Upload the PDFs (`QuantumCore_v1.pdf`, `NeoCompute_v3.pdf`) or specify their paths if pre-uploaded to `/data`. This cell prepares the knowledge base.

In [None]:
# Specify PDF paths or upload
pdf_paths = ['/data/QuantumCore_v1.pdf', '/data/NeoCompute_v3.pdf']

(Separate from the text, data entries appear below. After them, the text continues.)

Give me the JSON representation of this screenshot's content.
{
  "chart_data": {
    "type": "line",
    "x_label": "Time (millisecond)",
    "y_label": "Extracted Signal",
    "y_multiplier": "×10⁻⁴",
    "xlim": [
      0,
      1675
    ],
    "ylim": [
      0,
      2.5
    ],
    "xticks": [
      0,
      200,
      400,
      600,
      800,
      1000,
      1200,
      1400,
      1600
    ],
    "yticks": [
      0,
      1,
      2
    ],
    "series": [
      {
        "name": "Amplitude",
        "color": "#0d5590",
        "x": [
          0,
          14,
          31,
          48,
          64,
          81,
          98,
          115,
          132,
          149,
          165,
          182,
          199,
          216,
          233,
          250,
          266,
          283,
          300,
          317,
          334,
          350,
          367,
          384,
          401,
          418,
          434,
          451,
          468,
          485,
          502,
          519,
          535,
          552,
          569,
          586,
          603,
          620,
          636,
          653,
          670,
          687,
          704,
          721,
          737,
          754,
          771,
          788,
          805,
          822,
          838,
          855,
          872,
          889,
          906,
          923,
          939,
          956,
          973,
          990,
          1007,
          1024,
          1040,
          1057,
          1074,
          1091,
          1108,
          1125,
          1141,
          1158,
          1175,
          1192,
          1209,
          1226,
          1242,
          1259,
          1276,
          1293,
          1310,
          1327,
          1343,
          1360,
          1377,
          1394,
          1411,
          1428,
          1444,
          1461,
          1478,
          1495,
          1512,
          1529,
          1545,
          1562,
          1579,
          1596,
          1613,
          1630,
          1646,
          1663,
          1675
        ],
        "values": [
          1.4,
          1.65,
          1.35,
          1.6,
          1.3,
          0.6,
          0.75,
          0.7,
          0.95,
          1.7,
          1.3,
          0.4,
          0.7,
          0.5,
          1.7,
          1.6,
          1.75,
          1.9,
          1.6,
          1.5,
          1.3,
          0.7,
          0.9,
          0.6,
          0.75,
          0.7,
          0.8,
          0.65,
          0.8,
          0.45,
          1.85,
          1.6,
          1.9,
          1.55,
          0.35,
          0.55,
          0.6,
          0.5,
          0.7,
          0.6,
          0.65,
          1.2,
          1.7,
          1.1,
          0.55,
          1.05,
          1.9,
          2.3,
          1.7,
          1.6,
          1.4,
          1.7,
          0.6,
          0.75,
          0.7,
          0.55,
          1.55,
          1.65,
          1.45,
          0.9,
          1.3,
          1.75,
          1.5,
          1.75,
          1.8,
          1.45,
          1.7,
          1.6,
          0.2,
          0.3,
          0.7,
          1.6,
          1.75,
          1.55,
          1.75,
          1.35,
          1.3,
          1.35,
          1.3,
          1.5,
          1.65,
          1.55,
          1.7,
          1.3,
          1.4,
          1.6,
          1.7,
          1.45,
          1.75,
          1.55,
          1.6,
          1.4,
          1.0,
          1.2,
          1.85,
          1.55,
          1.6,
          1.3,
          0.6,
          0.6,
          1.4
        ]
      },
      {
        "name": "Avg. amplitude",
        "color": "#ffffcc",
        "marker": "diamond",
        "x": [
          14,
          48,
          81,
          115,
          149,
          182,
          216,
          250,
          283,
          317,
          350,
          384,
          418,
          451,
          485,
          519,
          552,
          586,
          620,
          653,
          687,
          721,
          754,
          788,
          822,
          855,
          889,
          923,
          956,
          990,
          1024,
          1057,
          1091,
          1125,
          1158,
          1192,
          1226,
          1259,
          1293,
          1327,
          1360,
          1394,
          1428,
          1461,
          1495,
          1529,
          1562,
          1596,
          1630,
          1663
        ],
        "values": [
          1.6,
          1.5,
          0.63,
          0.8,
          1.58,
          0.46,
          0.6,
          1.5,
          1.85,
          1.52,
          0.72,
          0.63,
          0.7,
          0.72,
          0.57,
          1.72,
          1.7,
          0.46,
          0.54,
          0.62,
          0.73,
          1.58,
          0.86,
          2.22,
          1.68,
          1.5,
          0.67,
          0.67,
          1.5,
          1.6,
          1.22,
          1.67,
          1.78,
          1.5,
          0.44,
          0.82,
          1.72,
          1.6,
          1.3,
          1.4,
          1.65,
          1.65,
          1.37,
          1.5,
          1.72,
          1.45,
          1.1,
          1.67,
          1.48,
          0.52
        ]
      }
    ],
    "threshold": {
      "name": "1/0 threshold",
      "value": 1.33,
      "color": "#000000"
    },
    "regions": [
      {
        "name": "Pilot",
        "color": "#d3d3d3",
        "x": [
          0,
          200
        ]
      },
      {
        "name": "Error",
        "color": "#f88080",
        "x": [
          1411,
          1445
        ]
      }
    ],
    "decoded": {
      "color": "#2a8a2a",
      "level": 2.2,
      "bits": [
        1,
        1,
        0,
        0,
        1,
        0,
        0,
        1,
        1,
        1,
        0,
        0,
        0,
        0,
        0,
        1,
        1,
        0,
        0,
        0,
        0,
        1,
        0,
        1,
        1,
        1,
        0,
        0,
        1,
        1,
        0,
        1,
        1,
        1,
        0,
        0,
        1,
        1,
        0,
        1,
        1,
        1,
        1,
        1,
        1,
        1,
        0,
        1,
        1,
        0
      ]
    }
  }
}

# Uncomment to upload PDFs manually in Colab
# print('Please upload your PDF files (QuantumCore_v1.pdf and/or NeoCompute_v3.pdf):')
# uploaded = files.upload()
# pdf_paths = list(uploaded.keys())

print(f'PDFs to process: {pdf_paths}')

## Cell 4: Run the Pipeline

This cell initializes the RAG pipeline with the specified PDFs.

In [None]:
main(pdf_paths)

## Cell 5: Interactive Querying

This cell allows interactive querying of the pipeline.

In [None]:
pipeline = RAGPipeline(CONFIG)
if pipeline.run(pdf_paths):
    while True:
        query = input('Enter your query (or "exit" to stop): ')
        if query.lower() == 'exit':
            break
        context, answer = pipeline.query_rag(query)
        print(f'\nQuery: {query}\nAnswer: {answer}\nContext: {context}\n')
else:
    print('Pipeline initialization failed.')